Besoin de rajeunissement
Dès 1972, les PBR ont rapidement connu un vif succès. Mais aujourd’hui, force est de constater que l’affluence est en nette baisse. «Au lieu des 30 à 50 personnes dans les années fastes, nous emmenons plutôt de nos jours entre 10 et 20 pèlerins», note Alexandre Python. Les participants sont aussi de plus en plus âgés. «Cela correspond bien sûr à la baisse du nombre de fidèles et au vieillissement général des pratiquants, souligne Alexandre Python».
Les organisateurs tentent ainsi de rajeunir la clientèle. «L’une des pistes pour cela est de rajeunir les animateurs, en invitant notamment de jeunes prêtres. Ils amènent souvent eux-mêmes des amis et des connaissances de leur génération. Nous nous efforçons aussi de diversifier les offres, en proposant notamment des pèlerinages en familles.»
Vivre quelque chose ensemble
Les destinations aussi se diversifient, en sortant des excursions habituelles vers la Terre Sainte, Compostelle, Fatima, ou encore Lourdes. Des «découvertes de pays» sont notamment proposées, aussi réalisables hors dimension religieuse. «Les participants peuvent allier foi et culture ou simplement rencontrer les cultures locales». Les lieux de pèlerinages classiques fonctionnent toutefois encore très bien, note le directeur d’ad gentes.

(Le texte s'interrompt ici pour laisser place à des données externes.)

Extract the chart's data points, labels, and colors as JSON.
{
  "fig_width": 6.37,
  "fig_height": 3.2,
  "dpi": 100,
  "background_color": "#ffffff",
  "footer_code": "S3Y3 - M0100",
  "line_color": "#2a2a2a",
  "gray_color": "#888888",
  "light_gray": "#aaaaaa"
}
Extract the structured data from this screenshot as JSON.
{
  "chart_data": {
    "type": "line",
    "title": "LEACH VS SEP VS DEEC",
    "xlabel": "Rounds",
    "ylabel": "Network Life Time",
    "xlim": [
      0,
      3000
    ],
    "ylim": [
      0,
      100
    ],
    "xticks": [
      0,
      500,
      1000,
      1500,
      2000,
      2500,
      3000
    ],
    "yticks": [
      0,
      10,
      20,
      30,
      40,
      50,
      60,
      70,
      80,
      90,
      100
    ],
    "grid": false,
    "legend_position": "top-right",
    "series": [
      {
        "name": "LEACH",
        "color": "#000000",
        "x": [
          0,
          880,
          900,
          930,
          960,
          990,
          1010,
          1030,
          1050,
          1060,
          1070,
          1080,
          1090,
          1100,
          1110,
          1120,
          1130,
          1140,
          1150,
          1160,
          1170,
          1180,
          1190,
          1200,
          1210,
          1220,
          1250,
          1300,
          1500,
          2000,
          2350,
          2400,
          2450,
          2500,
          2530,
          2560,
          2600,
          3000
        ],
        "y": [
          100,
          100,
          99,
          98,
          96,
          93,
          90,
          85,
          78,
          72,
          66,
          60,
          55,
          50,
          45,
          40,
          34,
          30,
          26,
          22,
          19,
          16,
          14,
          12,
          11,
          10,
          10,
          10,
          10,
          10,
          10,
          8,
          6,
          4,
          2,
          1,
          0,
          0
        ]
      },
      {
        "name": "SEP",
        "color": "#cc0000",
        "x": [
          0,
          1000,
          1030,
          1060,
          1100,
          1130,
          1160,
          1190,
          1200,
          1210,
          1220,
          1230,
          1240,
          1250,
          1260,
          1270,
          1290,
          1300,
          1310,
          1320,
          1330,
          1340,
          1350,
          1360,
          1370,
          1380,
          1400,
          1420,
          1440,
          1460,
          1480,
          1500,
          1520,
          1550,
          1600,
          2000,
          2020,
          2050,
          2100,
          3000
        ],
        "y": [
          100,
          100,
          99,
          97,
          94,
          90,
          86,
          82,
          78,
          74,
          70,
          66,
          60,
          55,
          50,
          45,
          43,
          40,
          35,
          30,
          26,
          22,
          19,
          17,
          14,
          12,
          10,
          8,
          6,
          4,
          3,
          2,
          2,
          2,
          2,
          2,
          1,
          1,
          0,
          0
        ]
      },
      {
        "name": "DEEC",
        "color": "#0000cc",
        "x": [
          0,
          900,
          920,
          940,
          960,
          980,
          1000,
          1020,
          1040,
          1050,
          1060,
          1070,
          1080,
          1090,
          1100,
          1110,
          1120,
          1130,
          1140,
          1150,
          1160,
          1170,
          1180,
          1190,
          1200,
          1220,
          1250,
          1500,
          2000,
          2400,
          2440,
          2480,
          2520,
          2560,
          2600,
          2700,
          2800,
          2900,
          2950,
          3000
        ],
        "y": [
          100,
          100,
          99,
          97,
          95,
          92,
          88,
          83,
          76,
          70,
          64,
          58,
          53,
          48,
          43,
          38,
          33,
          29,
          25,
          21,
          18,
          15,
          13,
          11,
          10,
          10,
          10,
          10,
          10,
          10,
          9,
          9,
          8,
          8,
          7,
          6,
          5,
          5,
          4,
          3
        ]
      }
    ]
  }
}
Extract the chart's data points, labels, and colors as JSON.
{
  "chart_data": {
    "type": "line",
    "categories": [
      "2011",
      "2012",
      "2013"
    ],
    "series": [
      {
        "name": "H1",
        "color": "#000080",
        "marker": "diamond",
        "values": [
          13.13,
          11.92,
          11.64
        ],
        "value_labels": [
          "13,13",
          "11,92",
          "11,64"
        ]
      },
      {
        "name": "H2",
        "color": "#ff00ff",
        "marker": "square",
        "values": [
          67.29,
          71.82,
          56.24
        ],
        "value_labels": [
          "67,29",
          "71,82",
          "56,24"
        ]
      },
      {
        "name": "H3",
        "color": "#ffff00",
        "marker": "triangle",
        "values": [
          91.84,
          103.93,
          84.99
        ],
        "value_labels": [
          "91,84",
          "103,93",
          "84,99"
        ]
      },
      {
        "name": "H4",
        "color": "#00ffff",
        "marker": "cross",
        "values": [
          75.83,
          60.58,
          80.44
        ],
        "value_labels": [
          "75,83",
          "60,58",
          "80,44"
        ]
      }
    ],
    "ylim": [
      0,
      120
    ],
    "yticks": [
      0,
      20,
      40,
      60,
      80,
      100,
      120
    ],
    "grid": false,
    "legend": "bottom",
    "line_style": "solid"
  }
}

Au-delà de l’aspect spirituel, Alexandre Python voit une expérience humaine forte. «Voyager ensemble crée inévitablement des liens et amène un enrichissement mutuel. Il est clair que pour nombre de pèlerins, dont beaucoup sont des habitués, la joie est aussi de vivre quelque chose ensemble. La dimension de famille est clairement l’un des principaux moteurs des PBR.» RZ
Abbé Bernard Allaz, prêtre globetrotteur des PBR
Aumônier des Pèlerinages bibliques romands (PBR) depuis 2001, l’abbé Bernard Allaz, aujourd’hui prêtre auxiliaire à Fribourg, a organisé une centaine de voyages avec l’agence, dont près de cinquante en Terre Sainte. Témoignage.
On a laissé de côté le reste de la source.